By the way, I submitted feedback for this back in October: FB13288789
public final class Eventually<Output, Failure: Error>: Publisher {
public typealias Promise = (Result<Output, Failure>) -> Void
private let current = CurrentValueSubject<Output?, Failure>(nil)
private let output: AnyPublisher<Output, Failure>
private let lock = NSRecursiveLock()
public init(_ attemptToFulfill: @escaping ((@escaping Promise) -> Void)) {
let promise: Promise = { [current, lock] result in
lock.lock()
defer { lock.unlock() }
switch result {
case let .success(value):
current.send(value)
case let .failure(error):
current.send(completion: .failure(error))
}
}
defer {
attemptToFulfill(promise)
}
self.output = current
.compactMap { $0 }
.first()
.eraseToAnyPublisher()
}
// MARK: Publisher
public func receive<S>(subscriber: S) where S: Subscriber, Failure == S.Failure, Output == S.Input {
lock.lock()
defer { lock.unlock() }
if let value = current.value {
let just = Just(value).setFailureType(to: Failure.self)
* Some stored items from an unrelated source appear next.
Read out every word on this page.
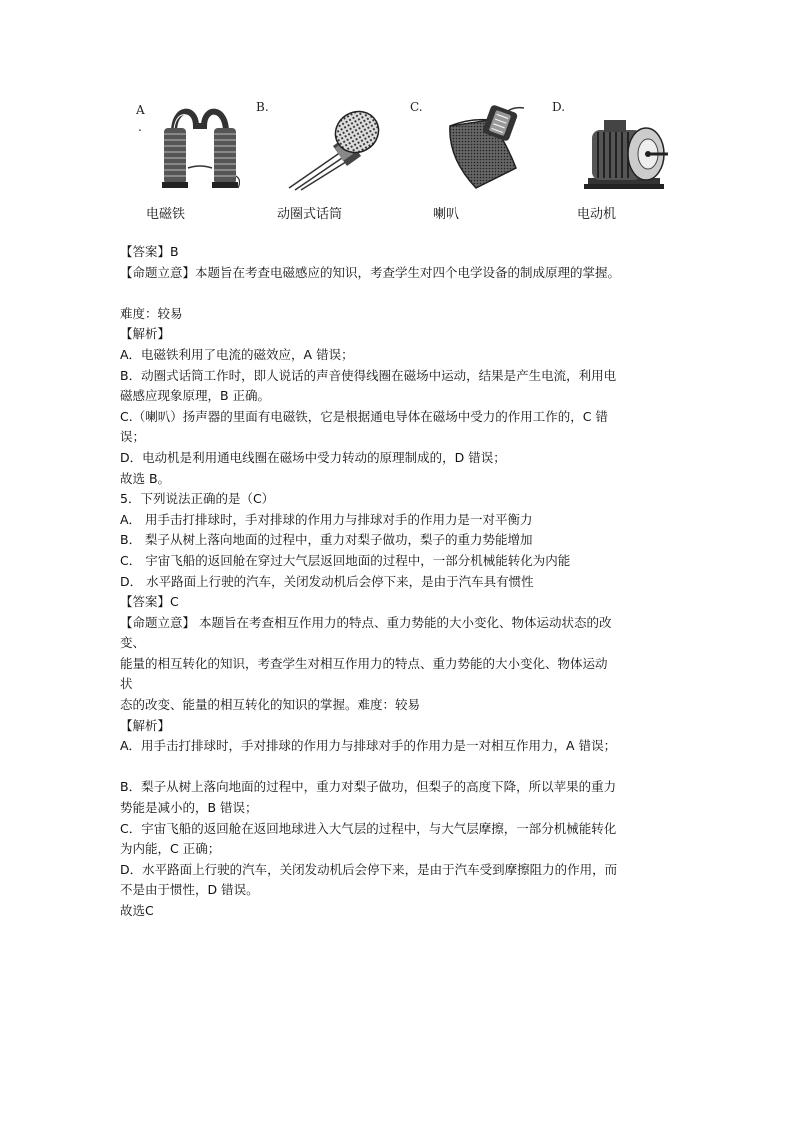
A
.
电磁铁
B.
动圈式话筒
C.
喇叭
D.
电动机
【答案】B
【命题立意】本题旨在考查电磁感应的知识，考查学生对四个电学设备的制成原理的掌握。
难度：较易
【解析】
A．电磁铁利用了电流的磁效应，A 错误；
B．动圈式话筒工作时，即人说话的声音使得线圈在磁场中运动，结果是产生电流，利用电
磁感应现象原理，B 正确。
C.（喇叭）扬声器的里面有电磁铁，它是根据通电导体在磁场中受力的作用工作的，C 错
误；
D．电动机是利用通电线圈在磁场中受力转动的原理制成的，D 错误；
故选 B。
5．下列说法正确的是（C）
A． 用手击打排球时，手对排球的作用力与排球对手的作用力是一对平衡力
B． 梨子从树上落向地面的过程中，重力对梨子做功，梨子的重力势能增加
C． 宇宙飞船的返回舱在穿过大气层返回地面的过程中，一部分机械能转化为内能
D． 水平路面上行驶的汽车，关闭发动机后会停下来，是由于汽车具有惯性
【答案】C
【命题立意】 本题旨在考查相互作用力的特点、重力势能的大小变化、物体运动状态的改
变、
能量的相互转化的知识，考查学生对相互作用力的特点、重力势能的大小变化、物体运动
状
态的改变、能量的相互转化的知识的掌握。难度：较易
【解析】
A．用手击打排球时，手对排球的作用力与排球对手的作用力是一对相互作用力，A 错误；
B．梨子从树上落向地面的过程中，重力对梨子做功，但梨子的高度下降，所以苹果的重力
势能是减小的，B 错误；
C．宇宙飞船的返回舱在返回地球进入大气层的过程中，与大气层摩擦，一部分机械能转化
为内能，C 正确；
D．水平路面上行驶的汽车，关闭发动机后会停下来，是由于汽车受到摩擦阻力的作用，而
不是由于惯性，D 错误。
故选C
just.receive(subscriber: subscriber)
} else {
output.receive(subscriber: subscriber)
}
}
}
We removed completing the CurrentValueSubject with current.send(completion: .finished) and added .first() to the output publisher, as first() finishes the publisher after the first element.
My colleague spent the time figuring this out and had this to say:
Calling send(value) and send(completion) on CurrentValueSubject in quick succession appears to be racy with downstream consumers, meaning, some of the time, all they will see is a completed publisher (buffer has no effect, either). Converting that completed publisher to stream, and using it in for each, in the unfortunate case, means the loop is skipped all together. This appears to address the issue.
We're going to begin using this solution and will report back if there are any issues.